Our country desperately needs a uniter, not someone whose current favorability ratings dwarf her favorables by 13 percent on Real Clear Politics polling averages. Unfortunately, instead of being the leaders they should be, both presidential candidates are fanning the flames of the fire to force people out of their houses and to the polls. Clinton’s claim that half of Trump’s supporters are “deplorables” (i.e. racist, sexist, and homophobic), while maybe true, puts anyone supporting the bloviating businessman on the defensive.

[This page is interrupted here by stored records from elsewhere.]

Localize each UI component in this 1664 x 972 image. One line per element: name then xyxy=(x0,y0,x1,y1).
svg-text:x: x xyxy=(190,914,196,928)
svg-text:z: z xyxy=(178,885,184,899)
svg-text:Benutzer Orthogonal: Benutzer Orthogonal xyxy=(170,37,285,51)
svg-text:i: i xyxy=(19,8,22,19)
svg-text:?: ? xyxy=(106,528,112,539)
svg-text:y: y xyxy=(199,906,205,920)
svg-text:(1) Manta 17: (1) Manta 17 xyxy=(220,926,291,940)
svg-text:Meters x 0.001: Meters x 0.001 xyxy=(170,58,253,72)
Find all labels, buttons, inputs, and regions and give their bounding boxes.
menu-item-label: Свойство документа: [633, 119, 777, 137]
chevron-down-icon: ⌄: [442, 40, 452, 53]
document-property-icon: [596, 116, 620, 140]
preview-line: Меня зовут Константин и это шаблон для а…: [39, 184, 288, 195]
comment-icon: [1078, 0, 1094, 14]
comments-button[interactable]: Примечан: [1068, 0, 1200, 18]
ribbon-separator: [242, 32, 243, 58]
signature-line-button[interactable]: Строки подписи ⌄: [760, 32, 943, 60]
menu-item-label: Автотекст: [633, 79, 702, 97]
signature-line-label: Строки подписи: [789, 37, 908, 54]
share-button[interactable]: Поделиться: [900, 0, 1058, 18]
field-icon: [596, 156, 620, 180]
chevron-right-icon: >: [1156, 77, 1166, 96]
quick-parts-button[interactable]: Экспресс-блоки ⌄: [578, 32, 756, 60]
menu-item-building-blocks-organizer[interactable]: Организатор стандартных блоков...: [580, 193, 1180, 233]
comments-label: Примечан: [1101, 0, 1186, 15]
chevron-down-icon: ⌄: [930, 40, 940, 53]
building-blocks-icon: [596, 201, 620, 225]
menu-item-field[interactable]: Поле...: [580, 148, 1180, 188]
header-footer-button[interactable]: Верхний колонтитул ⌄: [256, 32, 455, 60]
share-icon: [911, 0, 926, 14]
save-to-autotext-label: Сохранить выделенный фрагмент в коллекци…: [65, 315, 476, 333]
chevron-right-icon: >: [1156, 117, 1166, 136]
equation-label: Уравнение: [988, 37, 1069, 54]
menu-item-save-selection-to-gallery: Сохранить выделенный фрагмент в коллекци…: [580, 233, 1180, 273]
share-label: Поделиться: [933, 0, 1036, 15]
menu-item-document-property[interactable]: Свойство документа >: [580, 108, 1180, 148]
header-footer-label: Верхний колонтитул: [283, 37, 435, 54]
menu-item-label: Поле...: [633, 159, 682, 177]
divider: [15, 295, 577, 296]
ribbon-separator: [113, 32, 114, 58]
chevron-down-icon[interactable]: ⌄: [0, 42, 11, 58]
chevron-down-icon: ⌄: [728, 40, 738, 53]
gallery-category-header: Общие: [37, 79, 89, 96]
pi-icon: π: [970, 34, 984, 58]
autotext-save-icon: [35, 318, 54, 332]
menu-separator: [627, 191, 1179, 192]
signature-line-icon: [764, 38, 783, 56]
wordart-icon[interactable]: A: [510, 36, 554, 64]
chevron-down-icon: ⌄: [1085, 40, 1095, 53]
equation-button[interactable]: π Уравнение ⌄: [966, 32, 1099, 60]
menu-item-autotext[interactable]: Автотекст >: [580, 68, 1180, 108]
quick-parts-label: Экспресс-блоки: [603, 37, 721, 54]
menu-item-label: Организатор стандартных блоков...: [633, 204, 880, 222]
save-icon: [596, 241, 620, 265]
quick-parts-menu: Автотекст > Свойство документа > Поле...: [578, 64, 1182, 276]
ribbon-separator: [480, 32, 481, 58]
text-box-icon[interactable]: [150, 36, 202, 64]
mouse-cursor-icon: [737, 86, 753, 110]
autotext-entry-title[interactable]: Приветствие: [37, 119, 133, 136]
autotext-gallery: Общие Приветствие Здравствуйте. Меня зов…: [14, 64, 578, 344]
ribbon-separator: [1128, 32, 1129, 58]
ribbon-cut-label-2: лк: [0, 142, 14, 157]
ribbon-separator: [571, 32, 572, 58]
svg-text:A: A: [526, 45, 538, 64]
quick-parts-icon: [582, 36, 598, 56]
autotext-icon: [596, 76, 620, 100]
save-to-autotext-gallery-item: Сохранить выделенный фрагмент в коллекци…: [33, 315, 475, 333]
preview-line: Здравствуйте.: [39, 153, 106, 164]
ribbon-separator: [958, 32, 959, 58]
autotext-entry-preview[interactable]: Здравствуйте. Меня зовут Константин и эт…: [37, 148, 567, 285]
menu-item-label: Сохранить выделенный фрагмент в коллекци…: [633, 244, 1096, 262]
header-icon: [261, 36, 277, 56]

To be fair, I am critical of her because I am supporting her. Compared to Trump, Secretary Clinton is a very respectable candidate. To quote Bane from The Dark Knight Rises, Clinton’s campaign merely adopted fear-based partisan politicking, while Trump’s campaign was born in it. His announcement speech attacked illegal immigrants and his convention rant focused on convincing viewers that America is “third-world” (obviously, he has not spent enough time in third-world countries). Furthermore, he has called the former Secretary of State “the devil” and a “world-class liar”—strong words for someone he invited to his third and latest wedding.
All that said, our country will endure. We have survived World Wars, a civil war, and terrorist attacks. Though we may be currently be divided, we have a knack for pulling ourselves together when it matters, reminding ourselves that our states are united by our devotion to the principles that make us American: democracy, egalitarianism, and freedom.